A new Pirkle-anion exchange hybrid-type chiral stationary phase (CSP-1) has been synthesized by immobilizing 10,11-didehydroquinine 3,5-dinitrophenylcarbamate onto 3-azidopropyl silica gel using click chemistry (1,3-dipolar Huisgen cycloaddition). This chiral selector and CSP contain a strong π-accepting 3,5-dinitrophenyl residue besides the π-basic quinoline group and an ionizable tertiary amino group. In concert with ion pairing it offers π-donor-π-acceptor interactions resulting in an enhancement of the selectivity toward specific π-donating analytes such as aryloxypropionic acids and profens.
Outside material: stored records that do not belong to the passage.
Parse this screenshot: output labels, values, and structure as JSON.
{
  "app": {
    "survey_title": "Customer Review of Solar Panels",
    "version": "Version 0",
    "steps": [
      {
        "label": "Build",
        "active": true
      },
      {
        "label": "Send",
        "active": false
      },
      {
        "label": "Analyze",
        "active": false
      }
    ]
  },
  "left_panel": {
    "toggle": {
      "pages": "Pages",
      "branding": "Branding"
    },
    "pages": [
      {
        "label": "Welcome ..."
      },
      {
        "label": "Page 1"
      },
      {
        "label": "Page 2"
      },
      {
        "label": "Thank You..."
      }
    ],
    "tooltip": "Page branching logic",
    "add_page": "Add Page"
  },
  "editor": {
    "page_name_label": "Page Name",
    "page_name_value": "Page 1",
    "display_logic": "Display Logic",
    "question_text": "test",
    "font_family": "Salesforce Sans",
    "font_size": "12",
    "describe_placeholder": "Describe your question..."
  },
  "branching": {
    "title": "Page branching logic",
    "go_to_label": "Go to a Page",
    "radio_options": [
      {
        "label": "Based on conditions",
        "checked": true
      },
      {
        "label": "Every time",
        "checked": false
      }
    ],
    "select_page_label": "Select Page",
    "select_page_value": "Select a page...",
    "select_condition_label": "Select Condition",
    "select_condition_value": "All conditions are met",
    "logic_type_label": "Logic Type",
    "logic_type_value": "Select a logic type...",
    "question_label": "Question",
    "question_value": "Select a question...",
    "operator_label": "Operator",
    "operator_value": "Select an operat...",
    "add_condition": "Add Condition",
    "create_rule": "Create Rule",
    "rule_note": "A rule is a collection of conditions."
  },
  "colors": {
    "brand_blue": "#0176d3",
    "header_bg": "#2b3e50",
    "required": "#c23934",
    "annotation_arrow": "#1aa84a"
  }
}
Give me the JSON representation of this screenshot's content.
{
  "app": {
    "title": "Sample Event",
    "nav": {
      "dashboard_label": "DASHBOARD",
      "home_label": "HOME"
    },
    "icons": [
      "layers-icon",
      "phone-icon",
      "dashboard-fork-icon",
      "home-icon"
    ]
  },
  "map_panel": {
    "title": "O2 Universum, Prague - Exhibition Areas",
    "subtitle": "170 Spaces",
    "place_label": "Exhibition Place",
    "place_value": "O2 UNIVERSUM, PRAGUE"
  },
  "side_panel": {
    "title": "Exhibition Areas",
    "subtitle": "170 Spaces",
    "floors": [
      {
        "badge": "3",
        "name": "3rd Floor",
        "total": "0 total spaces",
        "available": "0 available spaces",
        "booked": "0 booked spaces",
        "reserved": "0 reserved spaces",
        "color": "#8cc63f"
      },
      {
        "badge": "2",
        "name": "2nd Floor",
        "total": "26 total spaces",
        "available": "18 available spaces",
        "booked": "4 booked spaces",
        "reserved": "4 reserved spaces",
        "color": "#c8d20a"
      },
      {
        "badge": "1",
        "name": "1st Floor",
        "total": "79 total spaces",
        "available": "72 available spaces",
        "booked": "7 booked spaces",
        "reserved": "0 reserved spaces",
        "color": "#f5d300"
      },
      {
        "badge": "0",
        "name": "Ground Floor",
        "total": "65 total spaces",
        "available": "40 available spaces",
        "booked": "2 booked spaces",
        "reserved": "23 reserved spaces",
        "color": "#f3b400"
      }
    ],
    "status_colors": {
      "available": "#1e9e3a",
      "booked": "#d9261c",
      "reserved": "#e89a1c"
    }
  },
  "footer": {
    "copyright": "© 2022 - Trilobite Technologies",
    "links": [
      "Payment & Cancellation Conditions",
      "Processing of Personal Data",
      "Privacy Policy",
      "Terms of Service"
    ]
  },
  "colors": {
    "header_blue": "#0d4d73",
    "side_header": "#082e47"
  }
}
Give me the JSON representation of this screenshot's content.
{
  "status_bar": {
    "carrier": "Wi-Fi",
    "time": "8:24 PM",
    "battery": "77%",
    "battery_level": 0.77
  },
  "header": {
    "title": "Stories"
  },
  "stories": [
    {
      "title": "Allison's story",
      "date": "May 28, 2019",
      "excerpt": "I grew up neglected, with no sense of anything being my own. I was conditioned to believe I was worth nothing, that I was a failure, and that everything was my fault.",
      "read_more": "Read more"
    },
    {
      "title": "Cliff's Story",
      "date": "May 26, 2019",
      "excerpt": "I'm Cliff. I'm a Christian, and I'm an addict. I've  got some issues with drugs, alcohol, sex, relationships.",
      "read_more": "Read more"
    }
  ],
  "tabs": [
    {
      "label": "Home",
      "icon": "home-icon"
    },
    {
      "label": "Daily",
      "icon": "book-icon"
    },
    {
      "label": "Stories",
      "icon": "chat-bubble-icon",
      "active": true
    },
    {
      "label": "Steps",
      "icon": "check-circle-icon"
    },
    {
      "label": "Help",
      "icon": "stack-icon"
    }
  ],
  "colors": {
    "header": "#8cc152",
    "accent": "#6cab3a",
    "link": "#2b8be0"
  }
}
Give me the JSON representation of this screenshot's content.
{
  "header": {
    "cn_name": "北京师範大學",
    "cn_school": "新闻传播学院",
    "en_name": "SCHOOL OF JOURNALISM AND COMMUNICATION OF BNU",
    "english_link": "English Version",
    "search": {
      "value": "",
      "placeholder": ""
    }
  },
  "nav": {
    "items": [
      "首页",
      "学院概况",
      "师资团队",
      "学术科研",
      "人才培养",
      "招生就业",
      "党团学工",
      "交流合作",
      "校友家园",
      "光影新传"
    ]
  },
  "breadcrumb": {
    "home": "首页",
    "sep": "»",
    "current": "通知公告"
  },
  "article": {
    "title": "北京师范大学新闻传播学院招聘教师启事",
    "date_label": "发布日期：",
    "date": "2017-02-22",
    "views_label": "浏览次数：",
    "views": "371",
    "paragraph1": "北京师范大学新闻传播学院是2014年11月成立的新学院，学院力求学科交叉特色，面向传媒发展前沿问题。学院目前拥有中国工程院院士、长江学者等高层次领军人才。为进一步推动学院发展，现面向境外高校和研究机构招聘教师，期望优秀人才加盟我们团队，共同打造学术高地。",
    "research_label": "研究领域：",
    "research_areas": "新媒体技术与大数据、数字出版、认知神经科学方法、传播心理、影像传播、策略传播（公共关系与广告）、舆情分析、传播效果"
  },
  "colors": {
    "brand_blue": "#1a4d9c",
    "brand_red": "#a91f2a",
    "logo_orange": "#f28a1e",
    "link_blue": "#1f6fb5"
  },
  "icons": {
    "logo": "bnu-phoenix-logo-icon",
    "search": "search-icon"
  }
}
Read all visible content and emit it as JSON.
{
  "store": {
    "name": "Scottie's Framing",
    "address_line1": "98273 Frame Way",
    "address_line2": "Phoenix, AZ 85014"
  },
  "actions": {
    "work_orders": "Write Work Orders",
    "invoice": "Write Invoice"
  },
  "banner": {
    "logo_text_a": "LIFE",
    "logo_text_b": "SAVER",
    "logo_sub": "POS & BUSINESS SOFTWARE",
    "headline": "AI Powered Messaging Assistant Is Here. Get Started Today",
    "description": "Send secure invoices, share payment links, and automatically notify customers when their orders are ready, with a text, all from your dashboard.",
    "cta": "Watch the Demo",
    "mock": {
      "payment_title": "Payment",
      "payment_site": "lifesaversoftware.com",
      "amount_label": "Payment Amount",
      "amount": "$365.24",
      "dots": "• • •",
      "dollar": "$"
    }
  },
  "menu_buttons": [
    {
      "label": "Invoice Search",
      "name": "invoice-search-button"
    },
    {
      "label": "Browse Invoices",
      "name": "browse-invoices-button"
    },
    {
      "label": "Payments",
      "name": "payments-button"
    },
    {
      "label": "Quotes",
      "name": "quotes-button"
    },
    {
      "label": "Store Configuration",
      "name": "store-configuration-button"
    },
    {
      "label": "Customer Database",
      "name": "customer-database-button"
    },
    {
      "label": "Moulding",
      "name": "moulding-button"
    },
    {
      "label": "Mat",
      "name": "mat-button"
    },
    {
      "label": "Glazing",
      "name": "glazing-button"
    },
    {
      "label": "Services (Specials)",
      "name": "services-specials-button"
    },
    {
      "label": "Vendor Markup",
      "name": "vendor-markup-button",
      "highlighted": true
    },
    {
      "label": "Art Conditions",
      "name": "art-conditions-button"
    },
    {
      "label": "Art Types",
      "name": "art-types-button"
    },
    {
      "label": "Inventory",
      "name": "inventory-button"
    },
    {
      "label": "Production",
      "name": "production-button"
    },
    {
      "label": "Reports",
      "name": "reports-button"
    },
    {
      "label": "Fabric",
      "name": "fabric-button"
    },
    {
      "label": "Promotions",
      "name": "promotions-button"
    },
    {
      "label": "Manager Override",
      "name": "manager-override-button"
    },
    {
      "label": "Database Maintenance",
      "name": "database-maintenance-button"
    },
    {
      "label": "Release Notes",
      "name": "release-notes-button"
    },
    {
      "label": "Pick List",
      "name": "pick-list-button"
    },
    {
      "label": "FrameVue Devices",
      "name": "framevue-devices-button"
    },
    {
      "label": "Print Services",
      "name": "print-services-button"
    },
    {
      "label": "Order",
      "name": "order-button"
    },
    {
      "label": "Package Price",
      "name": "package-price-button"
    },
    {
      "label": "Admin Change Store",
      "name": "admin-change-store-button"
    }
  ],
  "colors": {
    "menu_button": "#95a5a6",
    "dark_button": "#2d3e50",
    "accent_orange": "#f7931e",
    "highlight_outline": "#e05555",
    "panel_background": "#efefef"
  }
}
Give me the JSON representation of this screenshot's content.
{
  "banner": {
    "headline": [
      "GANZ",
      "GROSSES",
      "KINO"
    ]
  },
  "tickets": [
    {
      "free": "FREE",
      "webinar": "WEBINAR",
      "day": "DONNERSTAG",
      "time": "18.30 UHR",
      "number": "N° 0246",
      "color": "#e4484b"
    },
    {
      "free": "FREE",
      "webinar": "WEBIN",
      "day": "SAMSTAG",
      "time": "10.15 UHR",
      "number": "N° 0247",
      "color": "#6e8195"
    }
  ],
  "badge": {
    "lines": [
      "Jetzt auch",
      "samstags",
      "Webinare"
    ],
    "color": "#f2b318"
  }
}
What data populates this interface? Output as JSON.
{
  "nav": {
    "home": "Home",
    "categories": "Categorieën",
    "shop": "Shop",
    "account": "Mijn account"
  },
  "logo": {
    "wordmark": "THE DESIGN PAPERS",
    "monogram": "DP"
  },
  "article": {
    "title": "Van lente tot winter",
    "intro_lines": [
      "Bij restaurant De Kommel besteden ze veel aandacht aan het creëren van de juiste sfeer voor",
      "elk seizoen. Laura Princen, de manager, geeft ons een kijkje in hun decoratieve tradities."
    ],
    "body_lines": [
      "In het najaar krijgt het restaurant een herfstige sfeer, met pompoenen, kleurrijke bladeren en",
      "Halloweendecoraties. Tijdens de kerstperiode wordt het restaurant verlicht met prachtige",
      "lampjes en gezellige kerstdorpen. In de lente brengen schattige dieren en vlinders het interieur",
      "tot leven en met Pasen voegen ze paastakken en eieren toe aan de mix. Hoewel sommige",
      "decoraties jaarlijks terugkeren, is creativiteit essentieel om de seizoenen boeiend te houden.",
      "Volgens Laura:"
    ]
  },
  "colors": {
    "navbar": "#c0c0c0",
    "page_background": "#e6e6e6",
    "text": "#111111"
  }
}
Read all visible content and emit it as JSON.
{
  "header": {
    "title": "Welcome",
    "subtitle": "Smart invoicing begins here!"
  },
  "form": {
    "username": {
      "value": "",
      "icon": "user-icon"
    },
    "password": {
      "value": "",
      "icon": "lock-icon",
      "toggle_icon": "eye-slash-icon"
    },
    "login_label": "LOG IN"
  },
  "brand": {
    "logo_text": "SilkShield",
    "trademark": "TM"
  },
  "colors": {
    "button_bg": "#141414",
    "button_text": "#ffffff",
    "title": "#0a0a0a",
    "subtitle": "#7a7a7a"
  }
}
A representative set of these analytes has been investigated under various chromatographic conditions (polar-organic, reversed- and normal-phase) leading to base-line enantioseparations with selectivity (α) values up to 1.8. Control experiments with related quinine tert-butylcarbamate phase grafted onto the surface either by thioether (Chiralpak QN-AX) or 1,2,3-triazole linker revealed the impact of the additional aromatic moiety in the chiral selector motif.